In 2024, Al Mutawa participated in the 55th Cairo International Book Fair, where she discussed her novel The Forgotten Between Two Waters and her writing experience.

In February 2025, Al Mutawa participated as a guest at the Diriyah Storytelling Festival in Saudi Arabia.

In November 2025, Al Mutawa participated as an invited writer in an international conference organised by Jean Moulin University Lyon 3 in France on ecological approaches to the narrative and aesthetic forms of environmental trauma in contemporary literature. According to the conference programme, she participated in a closing session examining the relationship between environmental trauma and literature and presented a paper titled “The Forgotten Between Two Waters: Submerged Memory and Metamorphosed Bodies”.
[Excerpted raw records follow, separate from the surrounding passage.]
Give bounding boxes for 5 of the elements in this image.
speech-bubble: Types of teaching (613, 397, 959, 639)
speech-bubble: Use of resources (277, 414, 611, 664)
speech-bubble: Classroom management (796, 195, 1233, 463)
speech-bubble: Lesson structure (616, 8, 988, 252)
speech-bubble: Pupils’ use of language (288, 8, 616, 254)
In January 2026, Al Mutawa participated in the 57th Cairo International Book Fair as part of the theme “A Generation Writes the World in Its Own Way”.

In January 2026, she participated in the Emirates Airline Festival of Literature in Dubai and appeared in the festival programme in the session “If Not for Fear, What Would We Write?” alongside Ayesha Sultan and Mohammed Samir Nada. The festival’s official page also records her participation in another session titled “Love as Bad Fiction”.
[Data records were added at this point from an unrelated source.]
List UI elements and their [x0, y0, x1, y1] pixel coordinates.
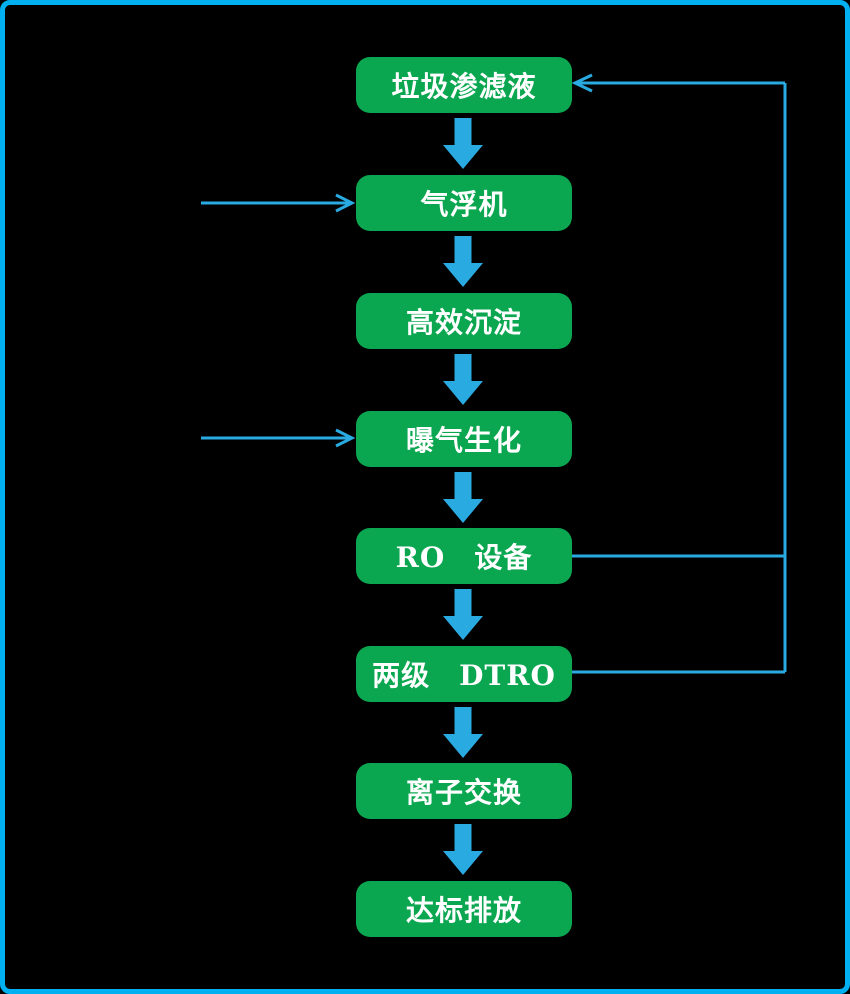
flow-down-arrow-3: [443, 354, 483, 405]
connector-layer: [201, 73, 787, 875]
node-aeration-biochemical-label: 曝气生化: [405, 424, 522, 457]
node-air-flotation: 气浮机: [356, 175, 572, 231]
flow-down-arrow-7: [443, 824, 483, 875]
flow-down-arrow-6: [443, 707, 483, 758]
flow-down-arrow-1: [443, 118, 483, 169]
flow-down-arrow-4: [443, 472, 483, 523]
feedback-arrowhead: [571, 73, 593, 93]
node-landfill-leachate-label: 垃圾渗滤液: [391, 70, 537, 103]
input-arrow-aeration: [201, 428, 356, 448]
node-compliant-discharge-label: 达标排放: [405, 894, 522, 927]
node-two-stage-dtro-label: 两级 DTRO: [372, 659, 556, 692]
node-ro-unit: RO 设备: [356, 528, 572, 584]
node-high-efficiency-sedimentation-label: 高效沉淀: [405, 306, 522, 339]
node-air-flotation-label: 气浮机: [420, 188, 508, 221]
node-compliant-discharge: 达标排放: [356, 881, 572, 937]
node-two-stage-dtro: 两级 DTRO: [356, 646, 572, 702]
node-ro-unit-label: RO 设备: [395, 541, 533, 574]
node-ion-exchange: 离子交换: [356, 763, 572, 819]
node-aeration-biochemical: 曝气生化: [356, 411, 572, 467]
node-high-efficiency-sedimentation: 高效沉淀: [356, 293, 572, 349]
flow-down-arrow-2: [443, 236, 483, 287]
flow-down-arrow-5: [443, 589, 483, 640]
input-arrow-air-flotation: [201, 193, 356, 213]
feedback-loop: [571, 73, 787, 674]
node-landfill-leachate: 垃圾渗滤液: [356, 57, 572, 113]
node-ion-exchange-label: 离子交换: [405, 776, 522, 809]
In February 2026, Al Mutawa participated in the third edition of the Dibrugarh University International Literature Festival in Assam, India. The festival’s official website lists her among the speakers for the 2026 edition and records her participation in the session “Of Identity and Belonging” alongside several writers from different countries.

== Works ==

=== Novels ===

- My Heart Is Not for Sale, 2012.
- The Forgotten Between Two Waters, 2024.
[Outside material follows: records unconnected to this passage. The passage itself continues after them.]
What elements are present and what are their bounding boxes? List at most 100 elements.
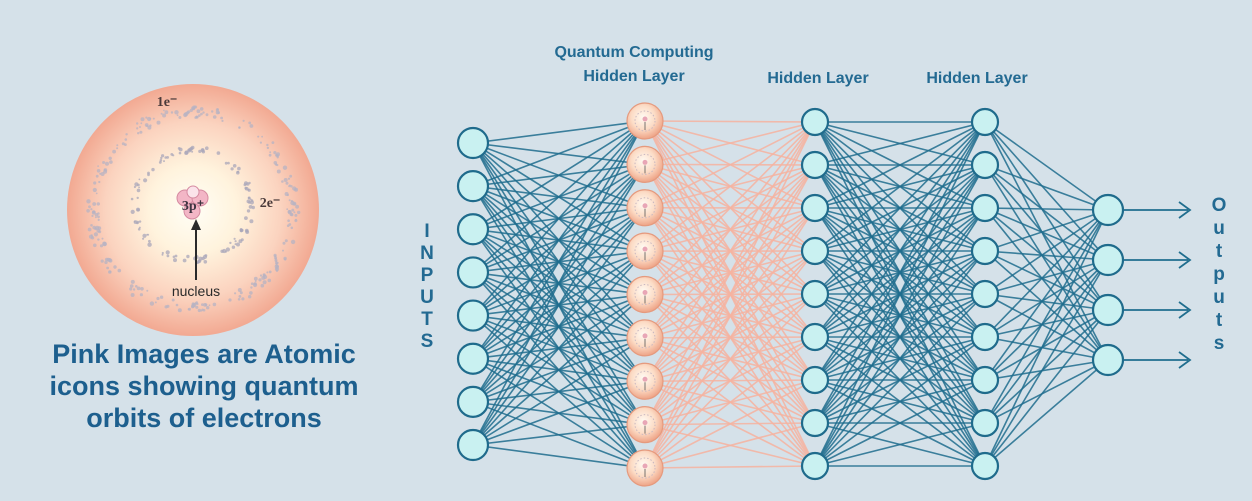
connection-line	[472, 423, 646, 446]
quantum-atom-node	[626, 145, 664, 183]
connection-line	[472, 250, 646, 446]
electron-dot	[199, 107, 204, 111]
electron-dot	[161, 251, 164, 255]
hidden-layer-1-node	[800, 451, 830, 481]
electron-dot	[290, 213, 294, 217]
quantum-atom-node	[626, 102, 664, 140]
electron-dot	[95, 225, 100, 230]
electron-dot	[287, 219, 290, 222]
electron-dot	[92, 187, 97, 193]
electron-dot	[96, 202, 101, 206]
electron-dot	[98, 180, 101, 184]
electron-dot	[130, 209, 135, 214]
electron-dot	[294, 188, 297, 191]
electron-dot	[161, 154, 165, 158]
connection-line	[984, 250, 1109, 361]
output-arrowhead	[1178, 301, 1192, 319]
electron-dot	[116, 144, 119, 147]
electron-dot	[200, 309, 203, 312]
connection-line	[984, 259, 1109, 295]
quantum-connection-line	[644, 250, 816, 469]
electron-dot	[246, 209, 251, 213]
electron-dot	[276, 156, 279, 159]
electron-dot	[211, 110, 214, 113]
input-node	[456, 126, 490, 160]
connection-line	[472, 207, 646, 446]
electron-dot	[162, 113, 167, 118]
quantum-connection-line	[644, 121, 816, 382]
hidden-layer-2-node	[970, 279, 1000, 309]
connection-line	[984, 250, 1109, 261]
electron-dot	[237, 166, 241, 171]
electron-dot	[116, 147, 119, 150]
electron-dot	[248, 295, 252, 299]
quantum-connection-line	[644, 121, 816, 426]
electron-dot	[236, 170, 240, 173]
electron-dot	[221, 119, 224, 122]
pointer-arrowhead	[191, 219, 201, 230]
quantum-connection-line	[644, 121, 816, 469]
electron-dot	[286, 224, 290, 227]
electron-dot	[249, 219, 254, 224]
output-node	[1091, 193, 1125, 227]
quantum-connection-line	[644, 336, 816, 469]
connection-line	[984, 209, 1109, 295]
electron-dot	[220, 249, 224, 253]
connection-line	[984, 121, 1109, 311]
electron-dot	[138, 186, 141, 189]
hidden-layer-1-node	[800, 107, 830, 137]
electron-dot	[99, 244, 104, 248]
electron-dot	[288, 185, 291, 188]
inner-shell-label: 1e⁻	[157, 95, 178, 110]
electron-dot	[156, 296, 160, 301]
electron-dot	[250, 199, 254, 202]
electron-dot	[197, 308, 202, 313]
electron-dot	[250, 286, 253, 289]
connection-line	[472, 120, 646, 360]
electron-dot	[240, 229, 243, 233]
electron-dot	[186, 254, 190, 259]
electron-dot	[138, 226, 141, 229]
connection-line	[984, 209, 1109, 424]
electron-dot	[163, 160, 165, 163]
electron-dot	[267, 278, 272, 283]
caption-line-3: orbits of electrons	[86, 403, 322, 433]
hidden-layer-2-node	[970, 365, 1000, 395]
connection-line	[472, 120, 646, 187]
electron-dot	[243, 183, 247, 187]
electron-dot	[184, 150, 189, 155]
input-node	[456, 170, 490, 203]
electron-dot	[136, 220, 140, 224]
electron-dot	[290, 185, 293, 188]
electron-dot	[151, 167, 155, 172]
outputs-label-letter: O	[1212, 195, 1227, 216]
electron-dot	[216, 151, 221, 155]
connection-line	[984, 207, 1109, 211]
electron-dot	[258, 278, 262, 282]
connection-line	[814, 422, 986, 467]
electron-dot	[138, 178, 141, 181]
electron-dot	[133, 185, 136, 189]
quantum-connection-line	[644, 121, 816, 166]
electron-dot	[290, 226, 294, 230]
network-nodes	[456, 102, 1125, 487]
electron-dot	[92, 210, 96, 214]
electron-dot	[206, 306, 210, 310]
electron-dot	[170, 111, 174, 114]
connection-line	[472, 120, 646, 230]
electron-dot	[196, 302, 199, 306]
output-arrows	[1124, 201, 1192, 369]
electron-dot	[94, 213, 99, 217]
electron-dot	[106, 257, 111, 262]
electron-dot	[253, 276, 258, 281]
quantum-connection-line	[644, 120, 816, 123]
electron-dot	[101, 237, 104, 240]
electron-dot	[284, 258, 287, 261]
nucleus-pointer-label: nucleus	[172, 283, 220, 299]
caption-line-1: Pink Images are Atomic	[52, 339, 356, 369]
electron-dot	[147, 233, 150, 236]
hidden-layer-2-node	[970, 408, 1000, 438]
electron-dot	[266, 143, 269, 147]
electron-dot	[254, 280, 257, 283]
electron-dot	[248, 205, 253, 209]
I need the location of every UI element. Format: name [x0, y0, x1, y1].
== Selected literary appearances ==

- Eighth Nadwa of the International Prize for Arabic Fiction, Abu Dhabi, 2016.
- How Many Lungs Does the Coast Have? project, Sharjah, 2019.
- Sharjah International Book Fair, 2020.
- Littérature Live festival, Lyon, France, 2021.
- Cairo International Book Fair, 2024.
- Diriyah Storytelling Festival, Saudi Arabia, 2025.
- International conference on environmental trauma in literature and the arts, Jean Moulin University Lyon 3, France, 2025.
- Cairo International Book Fair, 2026.
- Emirates Airline Festival of Literature, Dubai, 2026.
- Dibrugarh University International Literature Festival, Assam, India, 2026.

== Critical reception ==

Critical and journalistic writing about The Forgotten Between Two Waters has addressed themes of water, memory, place, identity and environmental transformation. It has also examined the novel’s relationship with Bahrain’s cultural history and with individual and collective memory. Interviews and critical readings of the novel have appeared in several Arab newspapers and cultural magazines.